Synthetic data is widely used across various domains, including machine learning, deep learning, generative AI (GenAI), large language models, and data analytics. According to Gartner, by 2030, synthetic data use will outweigh real data in AI models.1
For some business leaders and executives, synthetic data may still be a foreign concept because of its differences from real data. We explain synthetic and real data, their differences, benefits, and challenges.
What is synthetic data? How is it created?
Synthetic data is data that has been artificially created by computer algorithms, as opposed to real data that has been collected from natural events.
Although there are other ways to generate synthetic data, AI-generated synthetic data is produced by AI that is trained on complex real-world data, by the power of deep learning algorithms. The merit in using generative AI is that it is capable of automatically detecting patterns, structures, correlations, etc. within real data, and then learning how to generate brand new data with the same patterns. You can see the structural similarity in Figure 1 below.

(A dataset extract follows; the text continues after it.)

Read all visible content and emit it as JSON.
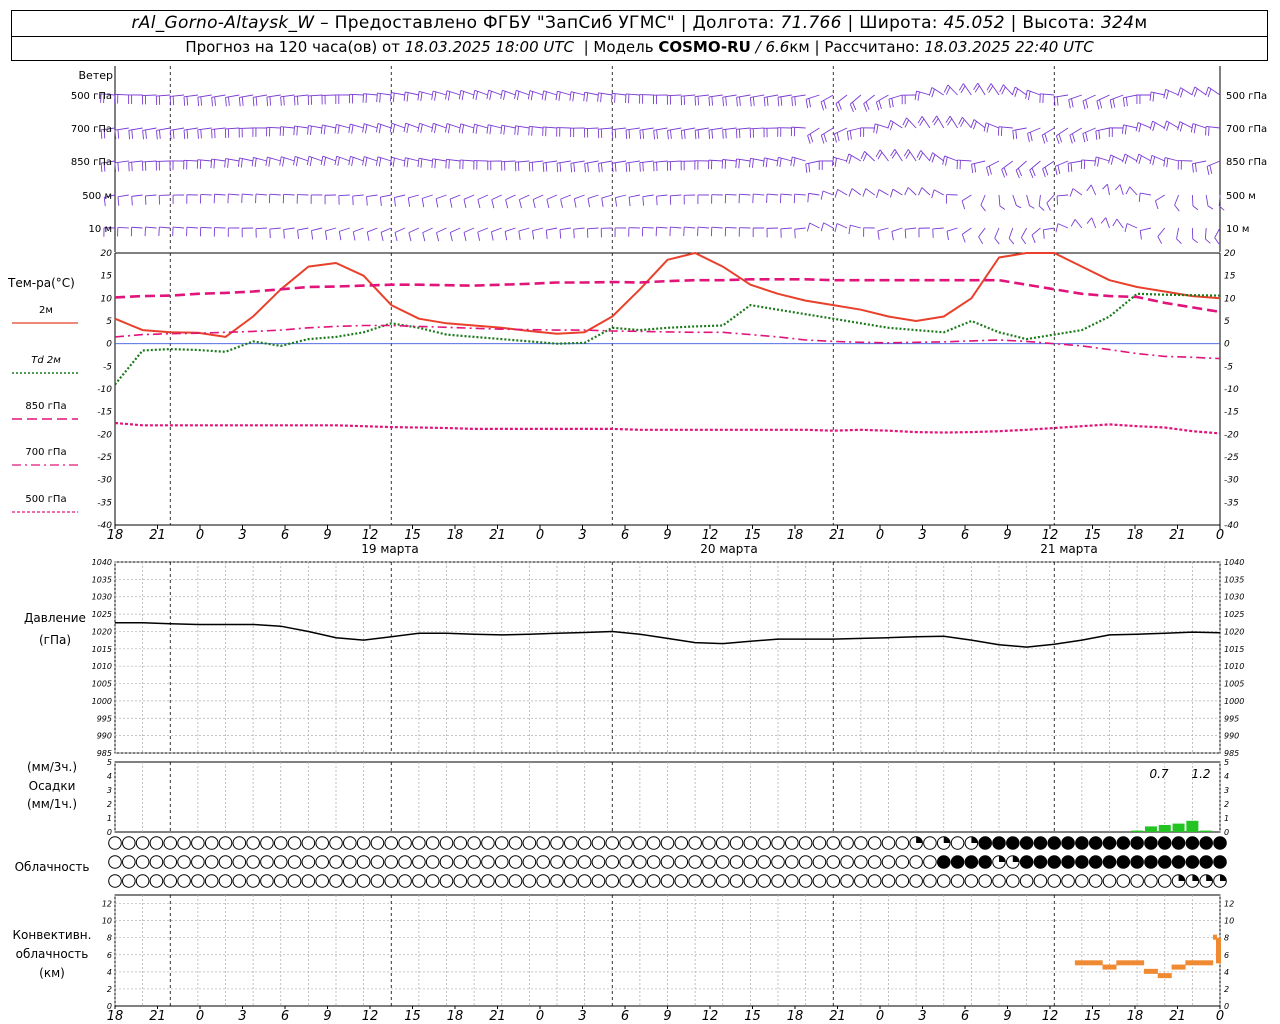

One popular method is to generate data using a computer algorithm that mimics the behavior of real-world data. This approach can be used to create synthetic data sets that are similar to real data sets in terms of their distribution and variability. Another common method for creating synthetic data is to use a random number generator to create data that is uniform and has no correlation.
For more on what is synthetic data and its benefits, you can check our article.
The benefits of synthetic data over real data
Here is a brief comparison between synthetic data vs real data. To get more detailed information, please see the section after the table.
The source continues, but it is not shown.